Violet's hand clenches to a fist in her pocket. "I don't know."

"Let's see if I can find out."

Violet grabs her stomach before the woman's leathery fingers reach her. Equal parts anxiety and expired candy swirls underneath and she'd rather not make it worse.

The woman sucks her teeth, clearly offended that she couldn't rub a random stranger's belly.

"First time then?"

Violet nods, silently begging for this woman to just go in the stall and leave her and her brewing panic attack alone. She takes a breath. Bad idea. The thick scents of toilet cleaner and artificial fruit spill down her throat into her angry gut.

The grimy walls start to wobble more.

"I can tell. You look like a deer in the headlights," the woman continues, oblivious. "And a word of advice. Avoid all dairy, start taking peppermint oil now and sleep as much as you can. He's not going to let you when he's born."

Violet's stomach twists harder. "He?"

"Old trick," the woman says with a wink. "It's a sad truth that girls steal your beauty and your face is still fresh as a bedsheet. Although with how you're standing now…" she steps closer and her body mist assaults Violet's nose even harder. "Could be twins."

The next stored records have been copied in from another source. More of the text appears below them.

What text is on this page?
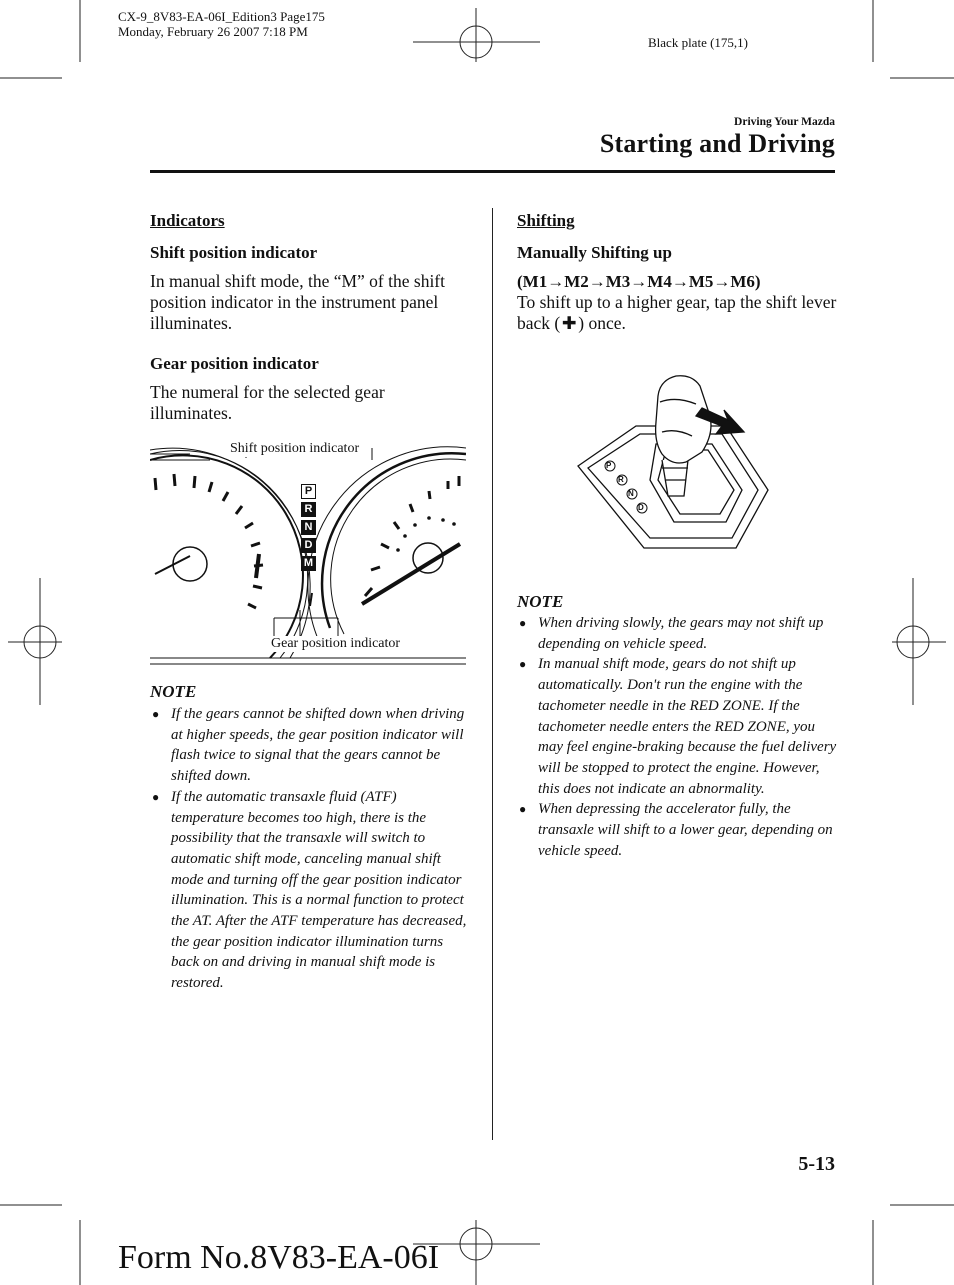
CX-9_8V83-EA-06I_Edition3 Page175
Monday, February 26 2007 7:18 PM
Black plate (175,1)
Driving Your Mazda
Starting and Driving
Indicators
Shift position indicator
In manual shift mode, the “M” of the shift position indicator in the instrument panel illuminates.
Gear position indicator
The numeral for the selected gear illuminates.
P
R
N
D
M
Shift position indicator
Gear position indicator
NOTE
● If the gears cannot be shifted down when driving at higher speeds, the gear position indicator will flash twice to signal that the gears cannot be shifted down.
● If the automatic transaxle fluid (ATF) temperature becomes too high, there is the possibility that the transaxle will switch to automatic shift mode, canceling manual shift mode and turning off the gear position indicator illumination. This is a normal function to protect the AT. After the ATF temperature has decreased, the gear position indicator illumination turns back on and driving in manual shift mode is restored.
Shifting
Manually Shifting up
(M1→M2→M3→M4→M5→M6)
To shift up to a higher gear, tap the shift lever back (✚) once.
P
R
N
D
NOTE
● When driving slowly, the gears may not shift up depending on vehicle speed.
● In manual shift mode, gears do not shift up automatically. Don't run the engine with the tachometer needle in the RED ZONE. If the tachometer needle enters the RED ZONE, you may feel engine-braking because the fuel delivery will be stopped to protect the engine. However, this does not indicate an abnormality.
● When depressing the accelerator fully, the transaxle will shift to a lower gear, depending on vehicle speed.
5-13
Form No.8V83-EA-06I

Her head spins. Twins. She watches Scott walk into at least three doors a day, how could he possibly hold two children? She thinks of her sword collection, her brewery, of every animal and machine on her property that could possibly get a tiny hand caught in it…

Her stomach finally loses the battle. She bolts back into the stall and pukes up every lump of candy until her throat is sandpaper and her skin is pale and wet as old cheese.

Behind her, the woman sighs and presses a pack of tissues into her clammy hand. "Yup. Definitely twins."